Tak lama kemudian, seorang pria tua berpakaian tradisional Tiongkok, bersemangat dan memancarkan aura bijak, muncul bersama seorang murid muda dari ruang belakang. Dialah Tuan Zhang, ahli penilai utama Paviliun Perbendaharaan.
Tuan Zhang melihat kotak kayu di meja, mengerutkan alis tipis, tampak tidak menganggapnya spesial. Ia mengangkat kotak, menimbang dan mengetuknya dengan jari.
“Hmm? Kayunya…” Tuan Zhang mengeluarkan suara terkejut ringan, ekspresi santainya berubah menjadi serius. Ia mengambil kaca pembesar dan lampu senter dari tangan muridnya, mulai memeriksa tekstur kayu, sambungan, dan lapisan patina dengan teliti.
Waktu berlalu, wajah Tuan Zhang semakin serius, napasnya mulai cepat. Kadang ia mengerutkan dahi dalam-dalam, kadang mengelus permukaan kotak dengan lembut, matanya penuh tak percaya dan kegembiraan!
Pegawai toko dan murid muda yang melihat perubahan ekspresi Tuan Zhang pun menahan napas, penasaran pada kotak kayu yang sebelumnya mereka remehkan.
Akhirnya, Tuan Zhang meletakkan kaca pembesar, menghela napas panjang, dan menatap Lin Fan dengan penuh rasa hormat dan takjub!
“Anak muda...” suaranya bergetar, “bolehkah saya tahu dari mana Anda mendapatkan kotak harta ini?”
Lin Fan tersenyum tipis, “Diperoleh secara kebetulan. Tuan Zhang, ini sebenarnya apa?”

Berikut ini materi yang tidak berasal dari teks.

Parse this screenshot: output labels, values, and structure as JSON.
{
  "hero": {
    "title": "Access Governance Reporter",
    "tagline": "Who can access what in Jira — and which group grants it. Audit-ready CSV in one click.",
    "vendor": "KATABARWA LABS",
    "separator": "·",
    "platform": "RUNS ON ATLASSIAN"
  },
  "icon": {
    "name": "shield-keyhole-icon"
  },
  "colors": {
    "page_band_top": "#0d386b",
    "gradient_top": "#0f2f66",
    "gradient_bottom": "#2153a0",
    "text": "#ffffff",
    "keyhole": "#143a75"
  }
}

Tuan Zhang menarik napas dalam-dalam, dengan nada hampir seperti seorang peziarah, mengucapkan perlahan dan penuh arti:
“Jika saya tidak salah lihat... ini... seharusnya adalah... kotak resmi... dari Dinasti Ming yang sudah lama hilang... dari kayu santal ungu... berhiaskan ratusan permata dengan motif ‘Naga Biru Mengajar Anak’... kotak pejabat dan kulitnya!”